Current technological developments and application-driven demands are bringing us closer to the realization of autonomous multi-robot systems performing increasingly complex missions. However, existing methods of distributing mission subcomponents among multirobot teams do not explicitly handle the required complexity and instead treat tasks as simple indivisible entities, ignoring any inherent structure and semantics that such complex tasks might have. These task properties can be exploited to produce more efficient team plans by giving individual robots the ability to come up with new, more localized ways to perform a task; by allowing multiple robots to cooperate by sharing the subcomponents of a task; or both.
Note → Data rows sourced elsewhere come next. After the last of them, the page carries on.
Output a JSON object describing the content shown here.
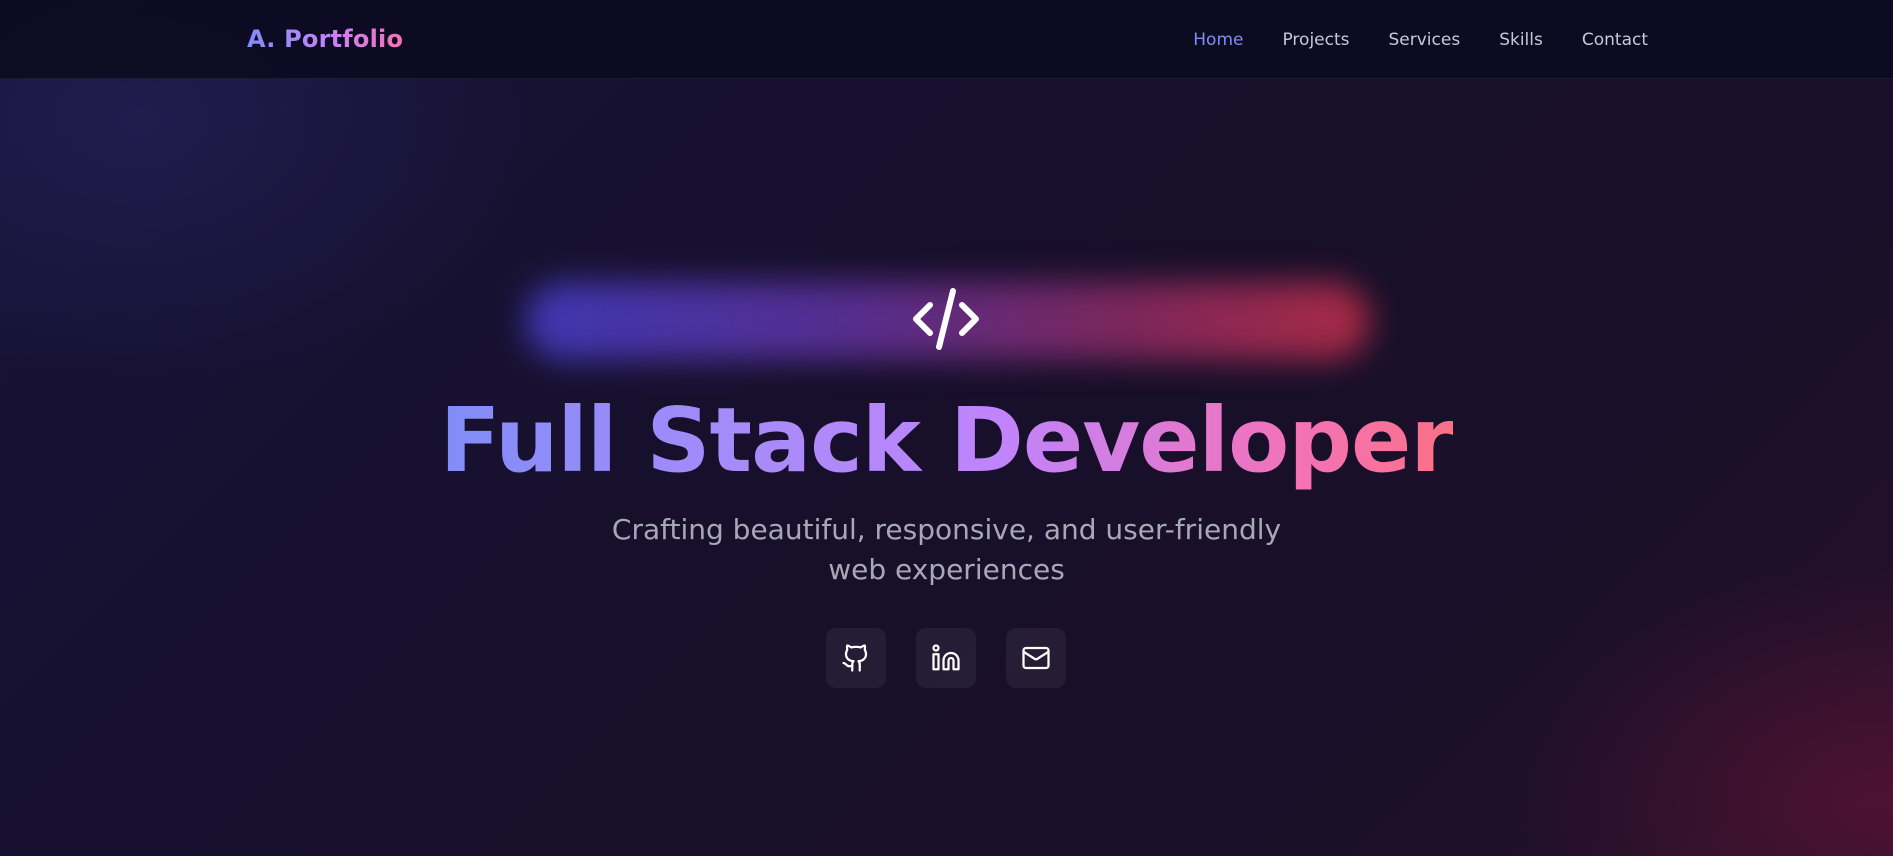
{
  "brand": "A. Portfolio",
  "nav": {
    "items": [
      "Home",
      "Projects",
      "Services",
      "Skills",
      "Contact"
    ],
    "active": "Home"
  },
  "hero": {
    "icon": "code-icon",
    "title": "Full Stack Developer",
    "subtitle": "Crafting beautiful, responsive, and user-friendly web experiences"
  },
  "social_icons": [
    "github-icon",
    "linkedin-icon",
    "mail-icon"
  ],
  "colors": {
    "accent": "#818cf8",
    "gradient_start": "#818cf8",
    "gradient_mid": "#c084fc",
    "gradient_end": "#fb7185",
    "nav_text": "#c7c9d3",
    "subtitle_text": "#a7a8b6"
  }
}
In this paper, we describe the complex task allocation problem and present a distributed solution for efficiently allocating a set of complex tasks among a robot team. Complex tasks are tasks that can be solved in many possible ways. In contrast, simple tasks can be accomplished in a straightforward, prescriptive manner. The current scope of our work is currently limited to complex tasks that can be decomposed into multiple subtasks related by Boolean logic operators. Our solution to multirobot coordination for complex tasks extends market-based approaches by generalizing task descriptions into task trees, which allows tasks to be traded in a market setting at variable levels of abstraction. In order to incorporate these task structures into a market mechanism, novel and efficient bidding and auction clearing algorithms are required. As an example scenario, we focus on an area reconnaissance problem which requires sensor coverage by a team of robots over a set of defined areas of interest. The advantages of explicitly modeling complex tasks during the allocation process is demonstrated by a comparison of our approach with existing task allocation algorithms in this application domain. In simulation we compare the quality of solution and the computation times of these different approaches. Implementations on two separate teams of indoor and outdoor robots further validates our approach.